Invoquant des menaces sécuritaires croissantes, le Danemark a adopté des politiques plus strictes concernant l’admission des chercheurs étrangers, les chercheurs iraniens en particulier risquant d’être disqualifiés.
Selon les médias danois, les responsables de la sécurité et du monde universitaire du pays ont averti que l’accès à des informations sensibles dans des domaines tels que les technologies quantiques, les énergies vertes et l’intelligence artificielle pourrait accroître le risque de fuite d’informations vers des gouvernements étrangers.
L’Université d’Aarhus, l’une des institutions universitaires les plus prestigieuses du Danemark, a annoncé avoir rejeté les candidatures d’au moins 24 chercheurs étrangers depuis le début de l’année.

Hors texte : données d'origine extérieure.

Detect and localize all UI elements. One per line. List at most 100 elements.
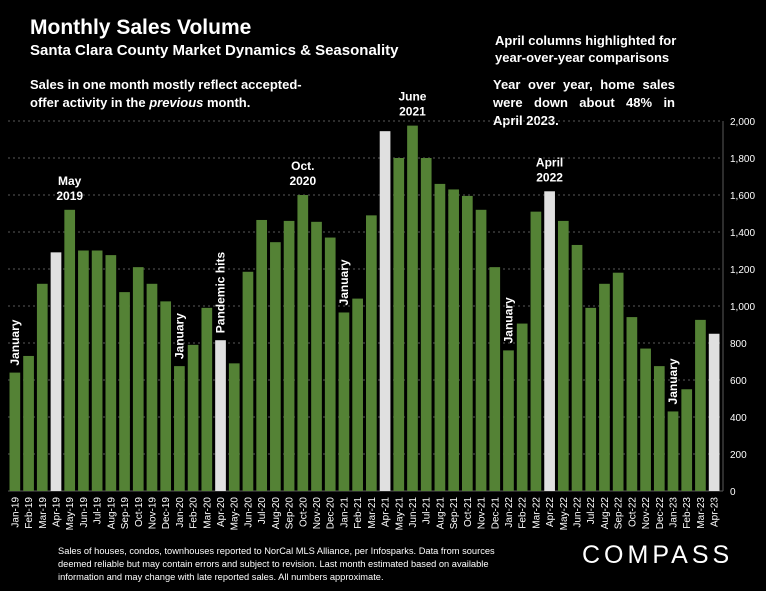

Une part importante de ces candidats étaient de nationalité iranienne, russe ou chinoise.
Les responsables de l’université ont déclaré que la principale raison de ces rejets était le risque que ces personnes accèdent à des informations susceptibles d’être transférées à des pays tiers.
Le Service danois de sécurité et de renseignement (PET) a averti que des pays comme l’Iran pourraient utiliser des chercheurs à des fins d’espionnage, notamment par le biais d’incitations financières, de menaces, de pressions politiques ou de cyberattaques.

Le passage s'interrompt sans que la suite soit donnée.